Feedback from one person isn't always something I'll immediately act on unless I agree with it. Then came PAX.

I started noticing that while most people eventually found the puddle, they often had to stop and really look for it. That became a concern. The environments in the demo are relatively sparse, so what happens later when rooms are packed with cables, pipes and props? If players are struggling to spot a puddle now, how will they fare in a much busier environment?
The answer I came up with was a scan feature. Plenty of games use this kind of mechanic. Death Stranding and The Last of Us immediately come to mind.

I had deliberately put this feature off because I have an entire game to make and wanted to focus on building a playable version of INDIGO first. The problem is that I have my writing partner, Jono, play-testing levels as I make them. You only get one first time solving a puzzle, so I needed to implement the scan now to understand how this powerful tool would affect puzzle viability and difficulty.
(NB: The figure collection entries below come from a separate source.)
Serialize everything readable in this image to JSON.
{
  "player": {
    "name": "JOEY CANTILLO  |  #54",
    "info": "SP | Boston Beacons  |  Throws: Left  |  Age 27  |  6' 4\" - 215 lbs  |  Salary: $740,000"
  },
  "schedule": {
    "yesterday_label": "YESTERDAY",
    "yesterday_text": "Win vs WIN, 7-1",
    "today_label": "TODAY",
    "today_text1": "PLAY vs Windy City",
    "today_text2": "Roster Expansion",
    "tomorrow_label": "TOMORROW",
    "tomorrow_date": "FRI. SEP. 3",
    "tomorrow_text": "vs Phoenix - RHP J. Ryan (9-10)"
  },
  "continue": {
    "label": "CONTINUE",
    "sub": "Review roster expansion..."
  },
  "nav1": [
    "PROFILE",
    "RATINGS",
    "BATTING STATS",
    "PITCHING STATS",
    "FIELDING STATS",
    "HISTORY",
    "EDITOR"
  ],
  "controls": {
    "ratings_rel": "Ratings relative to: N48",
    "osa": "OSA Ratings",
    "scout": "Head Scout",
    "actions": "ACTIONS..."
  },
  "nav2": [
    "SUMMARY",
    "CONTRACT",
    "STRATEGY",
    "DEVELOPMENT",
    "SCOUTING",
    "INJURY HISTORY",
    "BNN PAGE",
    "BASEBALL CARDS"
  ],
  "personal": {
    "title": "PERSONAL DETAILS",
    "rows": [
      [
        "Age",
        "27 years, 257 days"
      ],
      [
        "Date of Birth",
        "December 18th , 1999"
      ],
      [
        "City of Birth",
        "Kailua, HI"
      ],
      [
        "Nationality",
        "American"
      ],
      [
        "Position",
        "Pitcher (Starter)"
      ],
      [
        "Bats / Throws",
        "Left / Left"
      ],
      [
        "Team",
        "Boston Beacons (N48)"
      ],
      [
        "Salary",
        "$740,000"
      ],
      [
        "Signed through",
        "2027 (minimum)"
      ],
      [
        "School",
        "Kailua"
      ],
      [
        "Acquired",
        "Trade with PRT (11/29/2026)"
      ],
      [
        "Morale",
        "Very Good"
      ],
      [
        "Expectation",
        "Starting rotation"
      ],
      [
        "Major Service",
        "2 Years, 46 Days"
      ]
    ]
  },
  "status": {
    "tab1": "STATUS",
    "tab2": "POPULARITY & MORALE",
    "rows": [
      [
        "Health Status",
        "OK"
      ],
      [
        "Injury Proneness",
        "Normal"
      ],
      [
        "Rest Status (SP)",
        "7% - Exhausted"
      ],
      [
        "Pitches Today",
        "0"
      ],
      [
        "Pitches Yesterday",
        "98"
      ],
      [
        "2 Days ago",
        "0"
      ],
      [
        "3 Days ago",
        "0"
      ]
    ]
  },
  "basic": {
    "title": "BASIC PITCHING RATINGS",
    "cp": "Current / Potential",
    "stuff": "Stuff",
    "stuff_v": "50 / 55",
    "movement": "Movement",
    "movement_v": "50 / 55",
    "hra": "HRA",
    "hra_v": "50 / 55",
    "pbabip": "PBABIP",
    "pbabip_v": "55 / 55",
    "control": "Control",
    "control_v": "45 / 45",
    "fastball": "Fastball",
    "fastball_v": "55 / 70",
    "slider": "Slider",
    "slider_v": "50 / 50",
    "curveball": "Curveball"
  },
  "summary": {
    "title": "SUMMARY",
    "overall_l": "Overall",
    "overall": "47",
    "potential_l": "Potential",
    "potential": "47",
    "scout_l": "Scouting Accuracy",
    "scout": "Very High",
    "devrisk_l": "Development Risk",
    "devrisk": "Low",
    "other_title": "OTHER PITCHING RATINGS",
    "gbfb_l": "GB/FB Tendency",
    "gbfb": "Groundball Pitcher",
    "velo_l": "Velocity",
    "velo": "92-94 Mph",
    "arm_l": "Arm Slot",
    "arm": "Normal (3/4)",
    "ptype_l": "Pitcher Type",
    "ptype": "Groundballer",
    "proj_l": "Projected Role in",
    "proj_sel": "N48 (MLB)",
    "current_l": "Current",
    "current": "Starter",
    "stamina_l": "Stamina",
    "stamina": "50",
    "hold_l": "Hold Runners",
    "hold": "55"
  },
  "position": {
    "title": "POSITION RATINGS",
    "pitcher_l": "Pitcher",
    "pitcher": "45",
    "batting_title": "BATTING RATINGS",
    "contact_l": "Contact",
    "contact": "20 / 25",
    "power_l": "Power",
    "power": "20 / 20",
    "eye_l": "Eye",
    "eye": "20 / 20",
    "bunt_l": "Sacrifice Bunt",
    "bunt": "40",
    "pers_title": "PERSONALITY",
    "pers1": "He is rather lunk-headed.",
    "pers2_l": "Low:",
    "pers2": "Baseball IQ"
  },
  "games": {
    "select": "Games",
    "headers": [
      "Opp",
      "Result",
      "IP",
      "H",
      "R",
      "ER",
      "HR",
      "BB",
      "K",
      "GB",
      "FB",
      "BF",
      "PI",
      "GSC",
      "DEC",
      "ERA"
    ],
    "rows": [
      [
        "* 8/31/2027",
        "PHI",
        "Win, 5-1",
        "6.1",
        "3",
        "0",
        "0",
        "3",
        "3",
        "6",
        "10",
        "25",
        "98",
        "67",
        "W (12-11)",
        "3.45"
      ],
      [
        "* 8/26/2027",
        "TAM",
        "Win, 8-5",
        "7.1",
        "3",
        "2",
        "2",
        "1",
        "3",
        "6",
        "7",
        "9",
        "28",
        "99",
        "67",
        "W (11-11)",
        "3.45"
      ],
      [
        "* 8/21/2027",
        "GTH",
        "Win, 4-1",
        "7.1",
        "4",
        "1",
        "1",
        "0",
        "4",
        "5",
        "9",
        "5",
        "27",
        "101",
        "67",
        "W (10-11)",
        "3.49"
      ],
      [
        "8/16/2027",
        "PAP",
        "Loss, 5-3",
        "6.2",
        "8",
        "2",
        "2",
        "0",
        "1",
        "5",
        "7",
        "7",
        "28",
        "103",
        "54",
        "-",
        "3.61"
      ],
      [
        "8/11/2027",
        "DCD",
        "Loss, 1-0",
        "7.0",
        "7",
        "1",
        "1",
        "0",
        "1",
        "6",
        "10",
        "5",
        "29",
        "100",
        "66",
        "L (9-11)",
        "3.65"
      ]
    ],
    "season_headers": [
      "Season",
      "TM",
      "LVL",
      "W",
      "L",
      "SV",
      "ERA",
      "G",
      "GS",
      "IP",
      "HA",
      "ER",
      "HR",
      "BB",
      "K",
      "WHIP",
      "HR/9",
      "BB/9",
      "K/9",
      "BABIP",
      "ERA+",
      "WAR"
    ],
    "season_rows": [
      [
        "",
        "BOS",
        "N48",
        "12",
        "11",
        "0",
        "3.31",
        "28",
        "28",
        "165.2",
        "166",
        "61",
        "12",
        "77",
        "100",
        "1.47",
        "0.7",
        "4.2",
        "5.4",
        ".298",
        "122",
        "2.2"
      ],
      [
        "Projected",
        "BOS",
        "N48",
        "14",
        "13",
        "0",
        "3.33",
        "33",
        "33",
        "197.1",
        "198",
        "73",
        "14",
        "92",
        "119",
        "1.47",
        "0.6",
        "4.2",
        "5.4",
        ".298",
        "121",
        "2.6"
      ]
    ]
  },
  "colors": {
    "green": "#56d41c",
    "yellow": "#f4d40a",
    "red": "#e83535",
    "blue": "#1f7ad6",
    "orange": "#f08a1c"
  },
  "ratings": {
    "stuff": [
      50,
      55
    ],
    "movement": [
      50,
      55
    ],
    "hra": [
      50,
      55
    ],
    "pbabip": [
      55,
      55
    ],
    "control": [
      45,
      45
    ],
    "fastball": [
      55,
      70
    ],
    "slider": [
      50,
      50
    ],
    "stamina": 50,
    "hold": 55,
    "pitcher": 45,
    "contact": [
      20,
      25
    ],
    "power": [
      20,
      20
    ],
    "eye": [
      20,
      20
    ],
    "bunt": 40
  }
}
So I got to work.
To my surprise, the prototype was fully working within a day and already looked pretty good. I may not change much more about it.
The scan sends out a pulse and briefly highlights relevant objects. I initially started working on a fancy post-processing effect for the pulse, but I struggled to get the timing and look I was after. So I abandoned that approach and did it in a cheap and nasty way instead. It turns out sometimes the simple solution is the best one. The pulse is literally just a sphere mesh with flipped faces and a material applied to it. The sphere spawns, scales up and fades out. Very simple.
It still felt a little raw, so I added some little beep and boop sounds whenever an object is highlighted. It's amazing how much difference a bit of audio can make. Suddenly it felt less like a prototype I had whipped up that morning and more like a proper feature.
The next issue was that the scan could only highlight objects containing a mesh. Ironically, the very thing that started all of this, the water puddle, isn't made up of a mesh at all. It's a combination of decals and particle effects.
To solve this, I added a small UI popup that displays what something is alongside a little icon. It looked great at first, but then I tested it in a room full of objects and suddenly I had fifteen UI popups appearing at once. It was a complete overload of information. I eventually settled on a compromise. UI popups only appear for elements that can be sampled, Fire, Water and Electricity, and for objects whose state has been altered by an element, such as metal that has been heated up or electrified.
I have a feeling this scan is going to become one of the player's core tools. It's already hard to imagine the game without it.
At the end of the day, this feature has been a good reminder that as developers we can become attached to our vision and resist quality-of-life features because we want players to observe more closely or explore more thoroughly. But players will always play the game their own way. If something is creating friction without adding meaningful challenge, it's usually better to embrace a solution that respects the player's time while staying true to the experience you're trying to create.